Is Kanye West an Artist?

Even though I have prematurely declared myself the Queen of Rhetoric, the university I attend still made me take a persuasive writing course. Because I took what is probably the most rigorous AP Language and Composition class in the history of high school, I knew all about Aristotle’s Rhetorical Triangle. I learned exactly one thing in the class, which was how to properly format an APA style paper.

Persuasive writing classes, even for someone like me who loves writing (obviously), can feel like pulling teeth if you’re not writing about interesting things. Unfortunately, I don’t consider gun control or corruption in the prison system (papers one and two) to be particularly interesting. But the third paper was author’s choice. Of all the important things happening in the world, what could I write an essay about?

Right. Kanye West.

This essay is adapted from the six page paper I wrote for that class, edited for style and length.


Kanye West, as a figure, requires no introduction. Surely in places where there is no electricity or understanding of Western media someone is humming the chorus from “Gold Digger.” He’s as popular as he is divisive. From jumping on stage to interrupt Taylor Swift at the MTV Video Music Awards, to proclaiming the definitely not innocent Bill Cosby innocent on twitter, the man is certainly no stranger to controversy. But perhaps the most polarizing aspect is his status as an artist. Most people think of him to be nothing more than an egomaniac, however, Kanye West should be considered a legitimate artist in the larger context of art history. There is ample precedent in history to make one thing clear: Kanye West is a genuine, multidisciplinary artist.

The PBS produced Art Assignment Youtube channel made a fantastic video on West, from which I got the inspiration to write this paper. In it, the brilliant Sarah Green states that “an artist is someone who does things with intention.” Say what you will about Kanye West — most of it is probably true. After all, I’m not defending his personality. But what Kanye does, whether it is making music, fashion, or artsy short films, is done with the intention of creating art. That doesn’t necessarily making it good art, but that fact that it is cannot be denied. Furthermore, Kanye encourages a world to expand their view of the mostly white-male art history canon, to corners of the world where the underrepresented are doing unique and extraordinary things.

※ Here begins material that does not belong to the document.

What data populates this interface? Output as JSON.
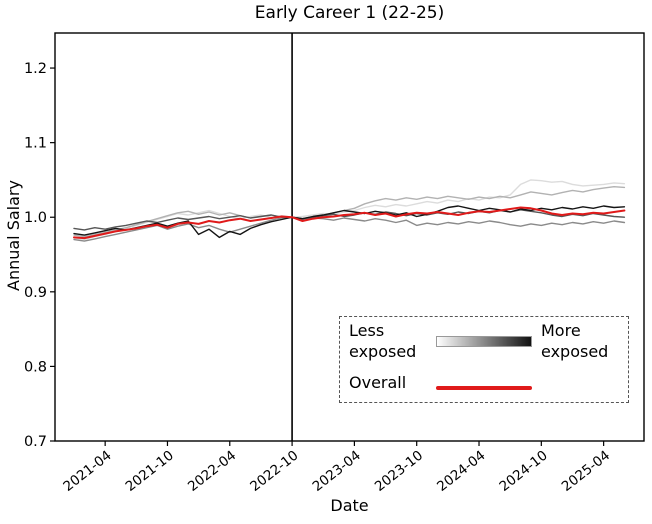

West is a multidisciplinary artist who believes deeply in collaboration — the power of the shared vision. West has worked with accomplished artists and cultural luminaries in the design for his album covers, like, Takashi Murakami for Graduation and Condo for My Beautiful Dark Twisted Fantasy. But his favorite collaborator, by far, is Italian artist Vanessa Beecroft. Her work consists of staging performances with, usually female, models nude or partially nude in different formations. Her work is an upfront confrontation with gender and the stigma on sexuality. Together with Beecroft, West injects social commentary into his work. The models in the Yeezy fashion show are grouped by skin tone and marched down the runway with a drill sergeant barking at them. In a time where race relations are at the forefront of culture, this cannot be a coincidence, even if West and Beecroft won’t outright say it. Either way, both see West’s work in fashion as “living paintings.” However, I see Kanye’s greatest contribution to the art world is as a performance artist.

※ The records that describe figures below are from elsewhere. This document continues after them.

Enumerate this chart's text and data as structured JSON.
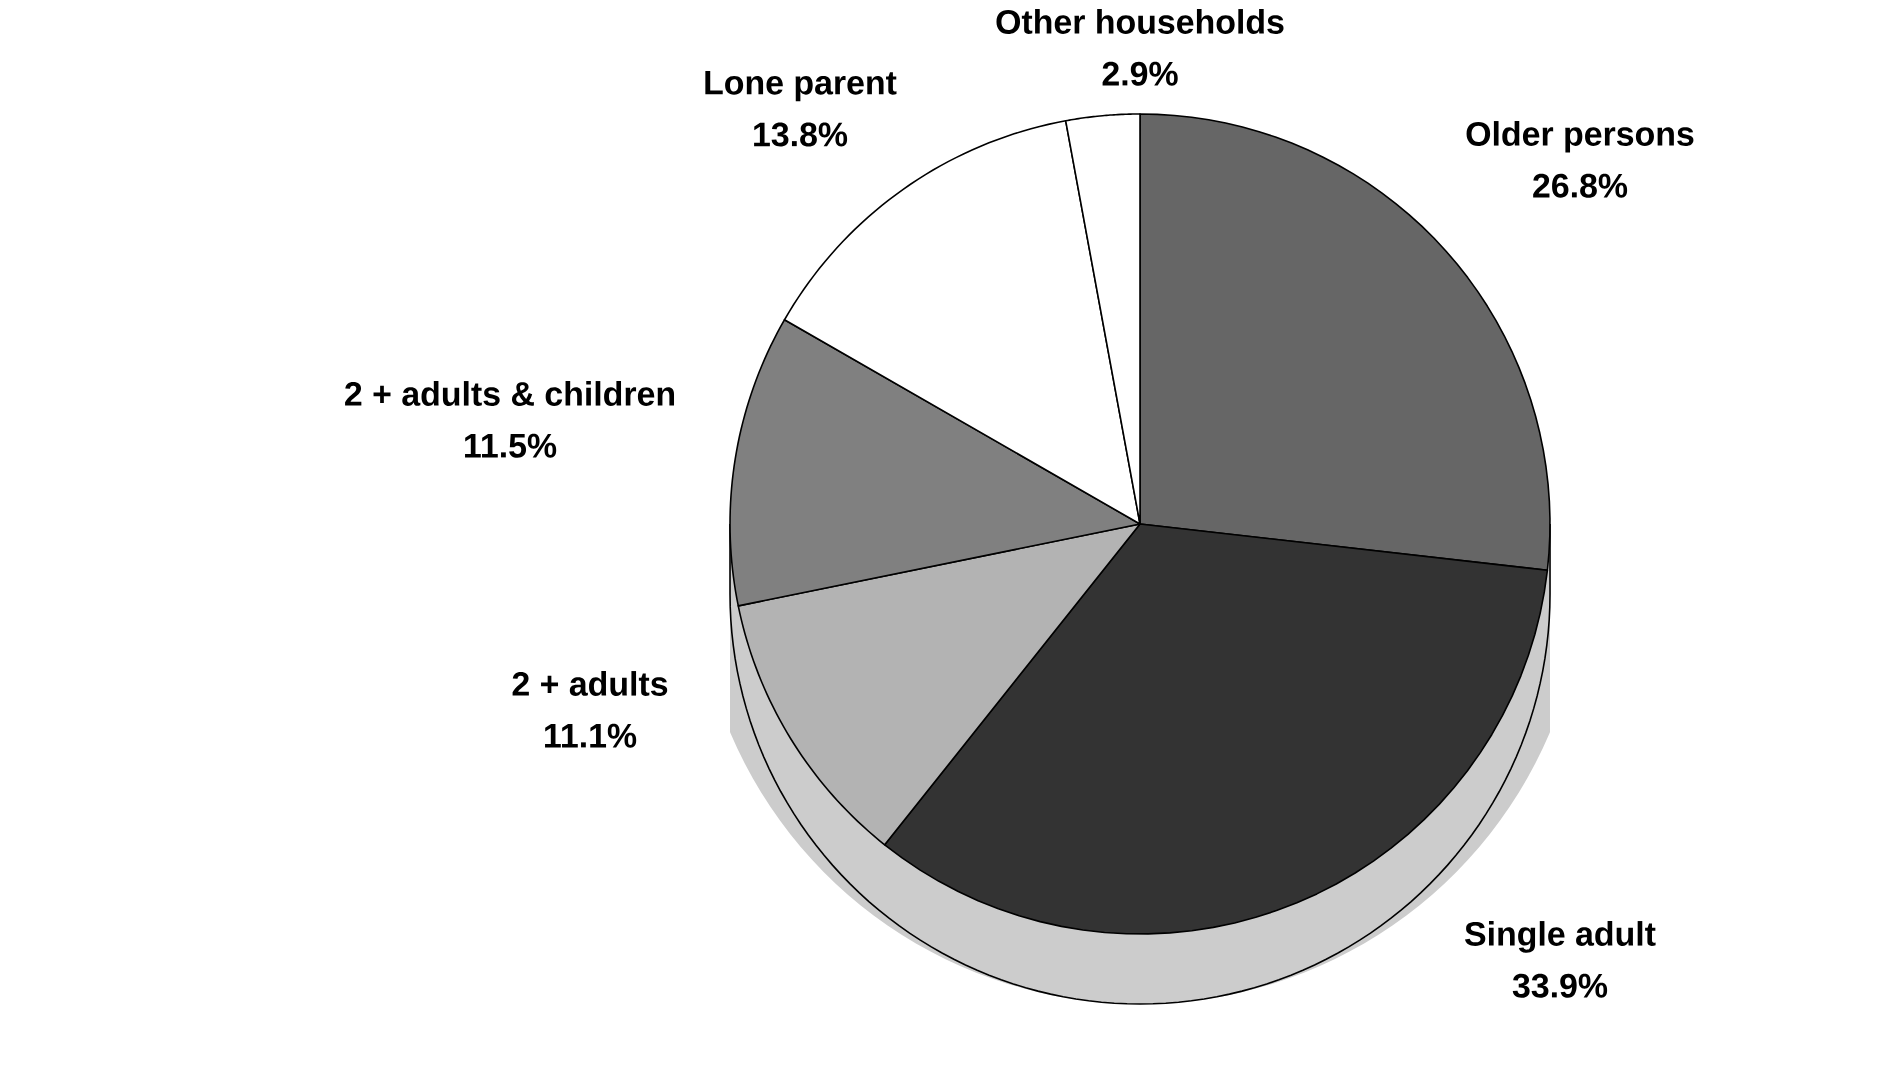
{
  "chart_data": {
    "type": "pie",
    "categories": [
      "Older persons",
      "Single adult",
      "2 + adults",
      "2 + adults & children",
      "Lone parent",
      "Other households"
    ],
    "values": [
      26.8,
      33.9,
      11.1,
      11.5,
      13.8,
      2.9
    ],
    "value_labels": [
      "26.8%",
      "33.9%",
      "11.1%",
      "11.5%",
      "13.8%",
      "2.9%"
    ],
    "colors": [
      "#666666",
      "#333333",
      "#b3b3b3",
      "#808080",
      "#ffffff",
      "#ffffff"
    ]
  }
}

Kanye West carefully curates everything he does and each has its own unique flair. Anything cannot be exactly repeated, and when he does return to his earlier work, he brings it to another level and alters it. Take his performance of his 2008 masterpiece 808s and Heartbreak at the Hollywood Bowl last year. He played the album in full, no other greatest hits, no encore. He was accompanied by a full orchestra, background singers, an electronic band, and pyrotechnics, all for an album built on little more than autotune and a drumkit. This performance is a statement of both the past and future. It’s not a simple re-performance, but an elevation of a previous work that attempts to reconcile the permanent nature of the digital age with a continually developing artist.

There is already ample precedent in art history to understand the link between pop culture and fine art. Andy Warhol and Pop Art is of course the finest example of this. Warhol transformed the repeated images of culture in his work and it became and intense reflection of the world he lived in. West, too, leaves a mark on everything he touches. In his grasp, object refuse to be ordinary.

Pop art is the transformation and reinterpretation of images — in it culture is art. And West sees himself as an artist of culture — “I am a pop artist, so my medium is public opinion,” he says in his acceptance speech for his honorary doctorate from the School of the Art Institute of Chicago. The award was presented in May of 2015, much to art critics chagrin. More than anything, Kanye is a champion of creative equality, where every idea no matter how outlandish is treated with the same respect as works in museums. With the very fact of this recognition, Kanye fights against art elitism. Kanye’s art world is a broader thinking one — where not just technical skill is valued. A place where we as humans are allowed to think critically about long standing institutions, the intentions of art, diversity, and creative thought. I think that’s something we really need — and we have Kanye to thank for it.